6 min read

Creative Ambition's Call to Arms

The history of automation isn't about replacement—it's about expansion

Creative Ambition's Call to Arms
Joe Leo
Joe Leo

Founder, Def Method

Ben Thompson recently wrote an excellent piece on Stratechery about AI and the human condition. One section, in particular, has stuck with me:

In 1810, 81% of the U.S. population worked in agriculture. Then came the second agriculture revolution, such that 200 years later only 1% of the U.S. population works in agriculture... humans were replaced by machines, even as food became abundant and dramatically cheaper.

Thompson goes on to state that the dramatic drop in food prices and exit of humans from agriculture eradicated neither jobs nor farming:

That's because humans didn't just sit on their hands; rather, entirely new kinds of work were created, which were valued dramatically higher... the history of humans is the continual creation of new jobs to be done—jobs that couldn't have been conceived of before they were obvious, and which pay dramatically more than whatever baseline existed before technological change.

That whole article is worth reading, but this passage dovetails with a theme I keep returning to in conversations across tech: automation is rarely a zero-sum game, even when it feels that way in the moment. Yet in software development, we keep treating it as if it is.

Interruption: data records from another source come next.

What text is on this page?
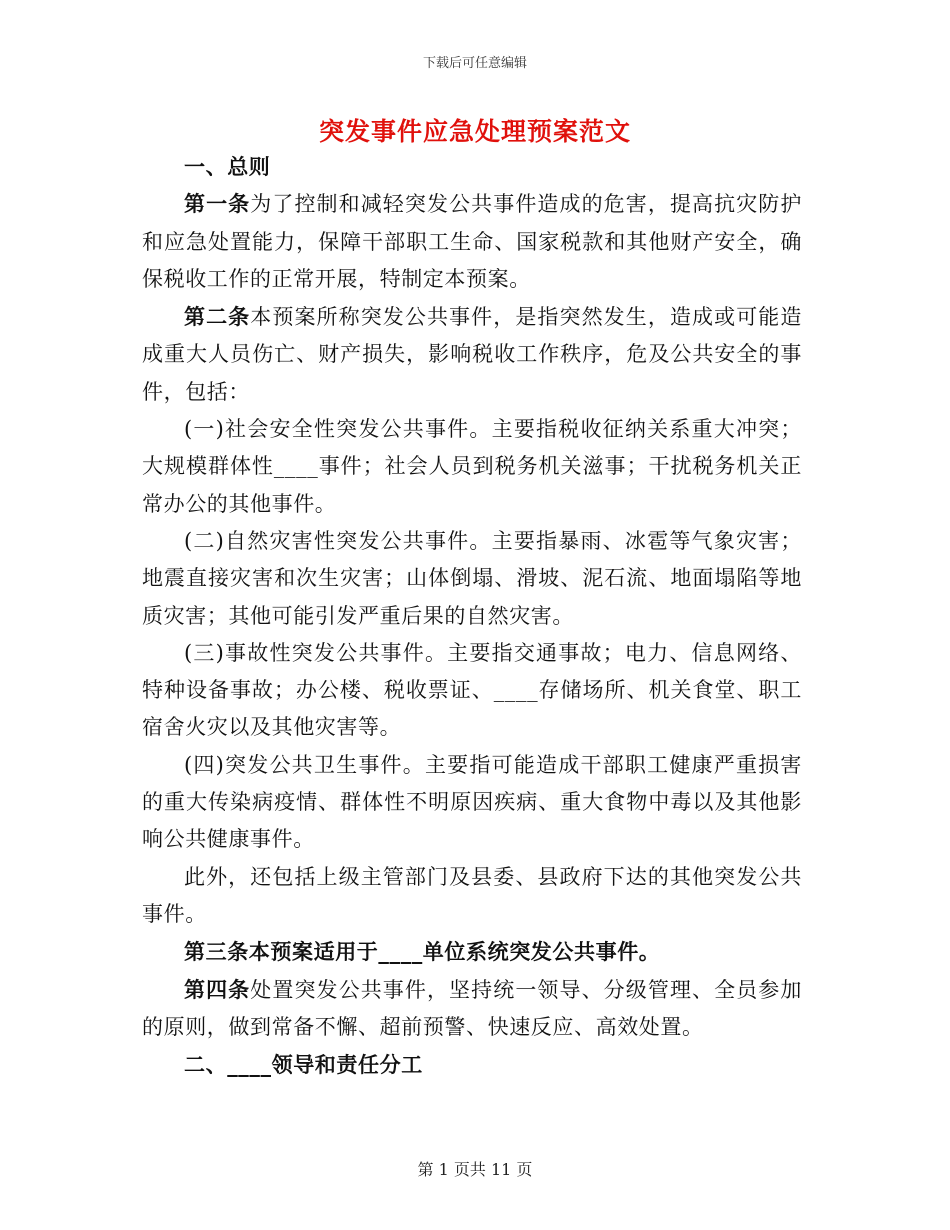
下载后可任意编辑
突发事件应急处理预案范文

一、总则

第一条为了控制和减轻突发公共事件造成的危害，提高抗灾防护和应急处置能力，保障干部职工生命、国家税款和其他财产安全，确保税收工作的正常开展，特制定本预案。

第二条本预案所称突发公共事件，是指突然发生，造成或可能造成重大人员伤亡、财产损失，影响税收工作秩序，危及公共安全的事件，包括：

(一)社会安全性突发公共事件。主要指税收征纳关系重大冲突；大规模群体性____事件；社会人员到税务机关滋事；干扰税务机关正常办公的其他事件。

(二)自然灾害性突发公共事件。主要指暴雨、冰雹等气象灾害；地震直接灾害和次生灾害；山体倒塌、滑坡、泥石流、地面塌陷等地质灾害；其他可能引发严重后果的自然灾害。

(三)事故性突发公共事件。主要指交通事故；电力、信息网络、特种设备事故；办公楼、税收票证、____存储场所、机关食堂、职工宿舍火灾以及其他灾害等。

(四)突发公共卫生事件。主要指可能造成干部职工健康严重损害的重大传染病疫情、群体性不明原因疾病、重大食物中毒以及其他影响公共健康事件。

此外，还包括上级主管部门及县委、县政府下达的其他突发公共事件。

第三条本预案适用于____单位系统突发公共事件。

第四条处置突发公共事件，坚持统一领导、分级管理、全员参加的原则，做到常备不懈、超前预警、快速反应、高效处置。

二、____领导和责任分工

第 1 页共 11 页
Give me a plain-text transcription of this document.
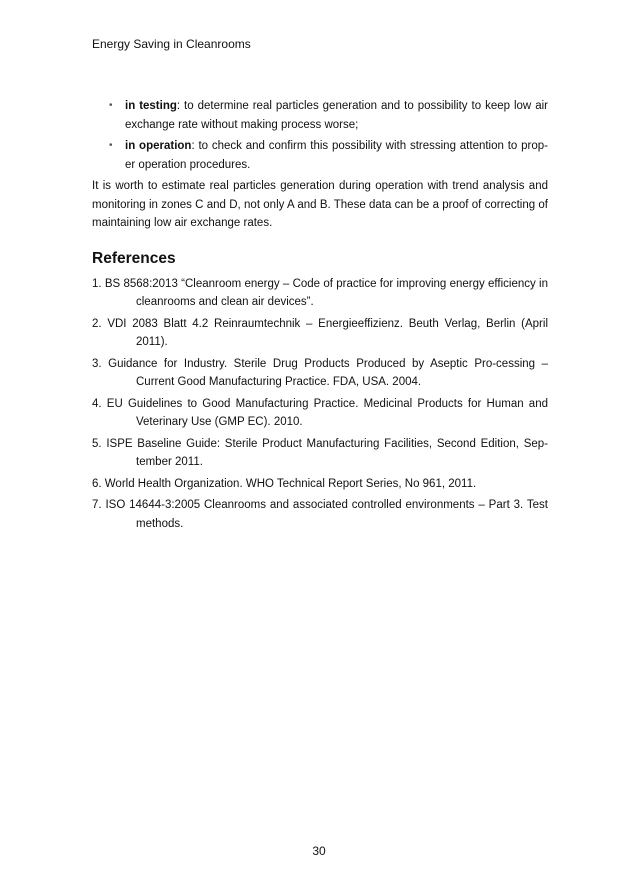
Energy Saving in Cleanrooms
• in testing: to determine real particles generation and to possibility to keep low air exchange rate without making process worse;
• in operation: to check and confirm this possibility with stressing attention to prop-er operation procedures.
It is worth to estimate real particles generation during operation with trend analysis and monitoring in zones C and D, not only A and B. These data can be a proof of correcting of maintaining low air exchange rates.
References
1. BS 8568:2013 “Cleanroom energy – Code of practice for improving energy efficiency in cleanrooms and clean air devices”.
2. VDI 2083 Blatt 4.2 Reinraumtechnik – Energieeffizienz. Beuth Verlag, Berlin (April 2011).
3. Guidance for Industry. Sterile Drug Products Produced by Aseptic Pro-cessing – Current Good Manufacturing Practice. FDA, USA. 2004.
4. EU Guidelines to Good Manufacturing Practice. Medicinal Products for Human and Veterinary Use (GMP EC). 2010.
5. ISPE Baseline Guide: Sterile Product Manufacturing Facilities, Second Edition, Sep-tember 2011.
6. World Health Organization. WHO Technical Report Series, No 961, 2011.
7. ISO 14644-3:2005 Cleanrooms and associated controlled environments – Part 3. Test methods.
30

The Failure of Imagination

I often hear the claim that AI code generation will eliminate junior engineering roles because so much "rote" programming is now automated. What's striking is how rarely anyone follows that logic to its conclusion.

If we stop bringing new people into the profession, software engineering doesn't evolve, it atrophies. A field that can't regenerate itself doesn't get more efficient; it simply disappears.

That framing also sells our industry short. Historically, every major productivity leap in software has done the opposite of shrinking the discipline. Higher-level languages didn't eliminate engineers. Frameworks didn't eliminate engineers. Cloud infrastructure didn't eliminate engineers. Each shift removed a layer of friction and, in doing so, expanded what was economically and technically possible to build.

AI is no different.

The Wrong Questions

What is different is our collective imagination. Instead of asking, "What new kinds of systems become possible now?" we ask, "How many people can we do without?" Instead of exploring new responsibilities, new abstractions, and new forms of leverage, we argue over which existing roles are about to vanish.

That's a failure of ambition, not technology.

Why wouldn't we expect the frontier to move again—beyond what we can clearly articulate today? Why wouldn't we expect software engineers and technical leaders to be the ones defining that frontier, just as they have for decades?

Is it fear? Fatigue? Or have we simply grown accustomed to thinking smaller than the tools we're building?

Coming Back to Our Senses

I think we're starting to come back to our senses. New uses for technology are already emerging, and they're not all coming from the obvious players. That's a good thing. Progress has always depended on outsiders, risk-takers, and people willing to build before the playbook exists.

We don't need perfect certainty. We need momentum, curiosity, and the willingness to work at the edge again.

The tools are already here. The opportunity is visible. What's left is the decision to build further than before.